The carpet is a calming green and gold,
The couch, L-shaped, is Berkshires autumn brown.
Behind it is a table: cherry, maple, oak
Like the trees that protected the home we sold.
The air tingles, not with toxins – just jokes told
Like dreams, slips, associations. Here transference
And nonsense actions make symbolic sense.
Resting on the table is a wooden swan
Also from our dining room – Fred, dream on –
And colored like the good witch from our land in Oz,
Stargazer lilies bursting white and pink
In our home’s earthenware, unbroken vase
Filled with spring water for the stems to drink.
In the window, a girl is lost in urban night,
Marching a keyboard to a metronome,
Above her Hopper lovers still as stone.
I glance at them when it gets hard to write,
And at the statuette of white Quan Yin
Who, like my mother, is my soul’s guardian;
Turn left, a stark white telephone
Where patients call in terrors from within.
Beside it is a radio whose news
Of terror gives in now to simple blues.
Above it is a vial of Klonopin.
Below it is a drawer with Cipro, masks,
Tuna fish cans, M&M’s red white and blue,
My will, my passport, and my father’s flask
For football whiskey – and what gifts have you?
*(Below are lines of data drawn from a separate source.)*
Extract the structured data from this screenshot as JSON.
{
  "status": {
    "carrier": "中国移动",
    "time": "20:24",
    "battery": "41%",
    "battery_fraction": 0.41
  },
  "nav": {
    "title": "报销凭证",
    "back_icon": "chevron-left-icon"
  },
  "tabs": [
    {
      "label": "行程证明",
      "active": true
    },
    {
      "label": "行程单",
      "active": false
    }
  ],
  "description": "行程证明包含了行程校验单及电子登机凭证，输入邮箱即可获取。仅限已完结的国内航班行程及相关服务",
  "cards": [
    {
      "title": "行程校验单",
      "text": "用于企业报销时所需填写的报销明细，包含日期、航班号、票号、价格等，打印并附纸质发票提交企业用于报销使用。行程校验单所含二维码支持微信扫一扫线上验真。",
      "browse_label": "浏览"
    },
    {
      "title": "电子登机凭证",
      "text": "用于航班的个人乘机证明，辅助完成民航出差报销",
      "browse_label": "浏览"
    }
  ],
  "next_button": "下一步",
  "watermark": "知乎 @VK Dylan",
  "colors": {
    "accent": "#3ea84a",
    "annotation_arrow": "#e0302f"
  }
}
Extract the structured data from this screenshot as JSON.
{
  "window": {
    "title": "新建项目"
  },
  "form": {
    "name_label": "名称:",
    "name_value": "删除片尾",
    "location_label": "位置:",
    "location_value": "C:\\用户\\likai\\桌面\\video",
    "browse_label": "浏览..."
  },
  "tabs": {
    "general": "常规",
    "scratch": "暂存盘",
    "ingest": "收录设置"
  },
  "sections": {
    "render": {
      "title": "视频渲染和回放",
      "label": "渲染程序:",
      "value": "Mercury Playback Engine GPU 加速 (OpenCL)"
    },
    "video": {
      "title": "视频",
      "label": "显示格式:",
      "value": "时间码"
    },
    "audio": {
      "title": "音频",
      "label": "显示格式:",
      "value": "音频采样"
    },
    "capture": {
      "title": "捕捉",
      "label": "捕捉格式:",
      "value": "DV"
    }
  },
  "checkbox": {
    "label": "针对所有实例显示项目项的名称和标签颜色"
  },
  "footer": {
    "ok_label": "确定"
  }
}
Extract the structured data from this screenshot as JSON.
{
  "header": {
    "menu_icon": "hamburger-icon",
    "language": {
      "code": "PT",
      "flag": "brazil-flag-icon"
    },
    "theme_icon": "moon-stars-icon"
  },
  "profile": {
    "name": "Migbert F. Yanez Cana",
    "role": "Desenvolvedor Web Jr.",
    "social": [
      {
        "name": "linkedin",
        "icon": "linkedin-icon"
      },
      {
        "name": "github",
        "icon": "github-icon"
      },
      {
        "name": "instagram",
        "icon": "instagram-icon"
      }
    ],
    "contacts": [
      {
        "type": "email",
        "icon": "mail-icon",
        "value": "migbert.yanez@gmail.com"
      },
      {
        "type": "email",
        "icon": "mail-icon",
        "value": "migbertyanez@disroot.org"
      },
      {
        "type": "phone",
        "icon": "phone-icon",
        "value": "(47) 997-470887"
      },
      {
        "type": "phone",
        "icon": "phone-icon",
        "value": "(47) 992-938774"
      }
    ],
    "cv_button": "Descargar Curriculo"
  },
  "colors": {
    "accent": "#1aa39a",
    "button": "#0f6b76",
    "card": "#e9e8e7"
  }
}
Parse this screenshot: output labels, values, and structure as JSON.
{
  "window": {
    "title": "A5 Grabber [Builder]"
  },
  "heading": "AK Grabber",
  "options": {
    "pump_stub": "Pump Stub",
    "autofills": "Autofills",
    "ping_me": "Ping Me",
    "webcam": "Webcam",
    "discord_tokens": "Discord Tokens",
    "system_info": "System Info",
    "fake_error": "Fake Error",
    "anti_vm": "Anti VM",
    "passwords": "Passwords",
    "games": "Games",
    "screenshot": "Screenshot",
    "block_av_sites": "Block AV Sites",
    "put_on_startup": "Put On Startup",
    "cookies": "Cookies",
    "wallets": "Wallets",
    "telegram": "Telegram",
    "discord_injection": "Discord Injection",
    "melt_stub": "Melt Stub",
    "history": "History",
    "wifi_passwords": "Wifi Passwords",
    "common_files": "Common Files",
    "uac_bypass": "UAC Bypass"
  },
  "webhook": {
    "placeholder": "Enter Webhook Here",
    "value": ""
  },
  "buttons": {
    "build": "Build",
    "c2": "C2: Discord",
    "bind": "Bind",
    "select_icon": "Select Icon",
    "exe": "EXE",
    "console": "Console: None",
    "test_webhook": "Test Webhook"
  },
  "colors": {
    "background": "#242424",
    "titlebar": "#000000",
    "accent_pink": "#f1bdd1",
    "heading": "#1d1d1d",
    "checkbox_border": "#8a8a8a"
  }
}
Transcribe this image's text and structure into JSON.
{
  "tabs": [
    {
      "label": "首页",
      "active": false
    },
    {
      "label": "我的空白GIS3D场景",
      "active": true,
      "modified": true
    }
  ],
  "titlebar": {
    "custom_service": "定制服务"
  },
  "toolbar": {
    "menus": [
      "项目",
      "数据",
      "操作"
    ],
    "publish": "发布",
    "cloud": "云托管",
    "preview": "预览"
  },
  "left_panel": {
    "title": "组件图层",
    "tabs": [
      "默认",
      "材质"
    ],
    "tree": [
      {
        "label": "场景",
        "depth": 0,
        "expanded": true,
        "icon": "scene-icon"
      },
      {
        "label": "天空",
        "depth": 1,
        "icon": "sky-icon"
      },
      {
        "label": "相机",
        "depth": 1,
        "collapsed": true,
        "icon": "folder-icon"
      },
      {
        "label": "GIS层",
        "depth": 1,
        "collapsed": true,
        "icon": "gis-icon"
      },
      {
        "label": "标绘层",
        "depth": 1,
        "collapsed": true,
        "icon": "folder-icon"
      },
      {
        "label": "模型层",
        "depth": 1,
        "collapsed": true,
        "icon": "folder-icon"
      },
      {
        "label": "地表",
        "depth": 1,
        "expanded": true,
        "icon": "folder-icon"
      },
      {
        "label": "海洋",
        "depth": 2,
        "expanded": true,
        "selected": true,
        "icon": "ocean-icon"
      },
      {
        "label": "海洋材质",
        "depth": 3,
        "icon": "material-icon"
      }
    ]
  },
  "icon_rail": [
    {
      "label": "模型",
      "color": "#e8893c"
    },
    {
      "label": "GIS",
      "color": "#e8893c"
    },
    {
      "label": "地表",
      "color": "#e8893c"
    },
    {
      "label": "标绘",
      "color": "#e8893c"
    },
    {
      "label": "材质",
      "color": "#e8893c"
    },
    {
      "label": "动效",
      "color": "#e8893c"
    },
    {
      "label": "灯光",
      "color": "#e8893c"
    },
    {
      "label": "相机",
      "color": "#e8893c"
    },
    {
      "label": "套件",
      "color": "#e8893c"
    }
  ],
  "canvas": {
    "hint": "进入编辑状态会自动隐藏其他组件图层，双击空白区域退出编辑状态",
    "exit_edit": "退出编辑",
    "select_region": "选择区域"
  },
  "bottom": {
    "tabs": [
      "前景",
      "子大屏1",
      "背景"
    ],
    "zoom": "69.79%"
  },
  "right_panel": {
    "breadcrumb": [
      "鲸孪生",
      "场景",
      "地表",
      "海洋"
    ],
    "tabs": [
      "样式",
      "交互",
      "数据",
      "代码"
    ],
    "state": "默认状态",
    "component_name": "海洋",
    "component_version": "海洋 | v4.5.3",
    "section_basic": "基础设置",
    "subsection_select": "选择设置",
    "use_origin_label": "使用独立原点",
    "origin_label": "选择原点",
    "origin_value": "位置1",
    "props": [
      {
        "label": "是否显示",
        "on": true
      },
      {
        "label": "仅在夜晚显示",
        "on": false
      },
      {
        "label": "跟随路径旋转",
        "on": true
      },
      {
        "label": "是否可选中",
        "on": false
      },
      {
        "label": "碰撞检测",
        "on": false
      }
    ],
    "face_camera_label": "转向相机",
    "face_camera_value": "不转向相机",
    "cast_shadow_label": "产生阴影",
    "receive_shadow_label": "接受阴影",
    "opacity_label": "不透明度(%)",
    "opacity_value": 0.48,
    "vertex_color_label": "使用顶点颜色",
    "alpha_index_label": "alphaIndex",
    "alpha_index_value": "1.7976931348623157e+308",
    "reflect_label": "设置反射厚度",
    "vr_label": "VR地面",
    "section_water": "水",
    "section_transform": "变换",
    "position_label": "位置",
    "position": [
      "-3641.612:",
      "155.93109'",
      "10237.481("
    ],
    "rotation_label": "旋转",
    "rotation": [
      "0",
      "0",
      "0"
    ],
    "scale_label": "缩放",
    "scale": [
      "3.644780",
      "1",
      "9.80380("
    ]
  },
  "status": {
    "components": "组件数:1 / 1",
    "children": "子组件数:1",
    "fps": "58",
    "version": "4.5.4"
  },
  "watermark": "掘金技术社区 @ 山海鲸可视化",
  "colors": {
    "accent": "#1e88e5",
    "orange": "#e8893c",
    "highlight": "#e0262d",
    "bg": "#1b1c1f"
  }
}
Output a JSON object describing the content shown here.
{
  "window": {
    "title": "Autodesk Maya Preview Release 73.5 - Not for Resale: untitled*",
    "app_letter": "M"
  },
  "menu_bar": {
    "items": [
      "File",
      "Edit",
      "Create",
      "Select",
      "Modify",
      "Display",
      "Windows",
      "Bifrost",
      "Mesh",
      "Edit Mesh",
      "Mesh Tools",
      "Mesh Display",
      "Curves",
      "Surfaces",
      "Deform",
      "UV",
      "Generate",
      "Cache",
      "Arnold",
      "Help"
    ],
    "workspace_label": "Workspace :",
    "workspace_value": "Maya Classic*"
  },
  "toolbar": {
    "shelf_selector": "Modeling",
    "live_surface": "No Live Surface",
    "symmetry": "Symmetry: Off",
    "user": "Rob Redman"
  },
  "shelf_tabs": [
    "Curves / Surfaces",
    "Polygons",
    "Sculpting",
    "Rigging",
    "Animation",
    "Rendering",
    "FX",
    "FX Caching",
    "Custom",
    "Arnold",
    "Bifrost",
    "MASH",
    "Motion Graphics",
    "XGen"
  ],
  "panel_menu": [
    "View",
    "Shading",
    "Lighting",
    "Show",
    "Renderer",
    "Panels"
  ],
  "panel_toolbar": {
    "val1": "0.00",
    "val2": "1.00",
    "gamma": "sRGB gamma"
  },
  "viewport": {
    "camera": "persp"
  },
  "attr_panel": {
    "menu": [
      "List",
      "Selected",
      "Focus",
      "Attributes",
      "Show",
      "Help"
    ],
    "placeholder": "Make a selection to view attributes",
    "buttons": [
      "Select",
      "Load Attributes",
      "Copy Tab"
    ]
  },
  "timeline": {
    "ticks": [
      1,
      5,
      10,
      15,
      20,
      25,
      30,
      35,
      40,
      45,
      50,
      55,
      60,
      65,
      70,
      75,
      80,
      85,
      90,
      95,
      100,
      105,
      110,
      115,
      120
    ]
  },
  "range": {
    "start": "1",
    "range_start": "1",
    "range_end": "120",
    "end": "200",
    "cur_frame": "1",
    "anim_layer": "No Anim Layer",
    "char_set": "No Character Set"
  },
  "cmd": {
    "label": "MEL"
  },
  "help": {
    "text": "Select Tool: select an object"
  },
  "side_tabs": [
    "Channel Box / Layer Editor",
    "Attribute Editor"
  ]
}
I write and doze and write and doze again
Until the dawn blooms a purplish pink.
I shave and shake my stubble in the sink.
This book will take till I am sixty-four,
Three years from now – where will you be then?
I lie back on the couch, pick up my pen
And think of you reading this distraction.
I hope my ending ends in satisfaction,
Fitting you better than these crumpled clothes
Before the world brings terror to my door,
I’ll say, “Good morning, Fred, lie back and doze.”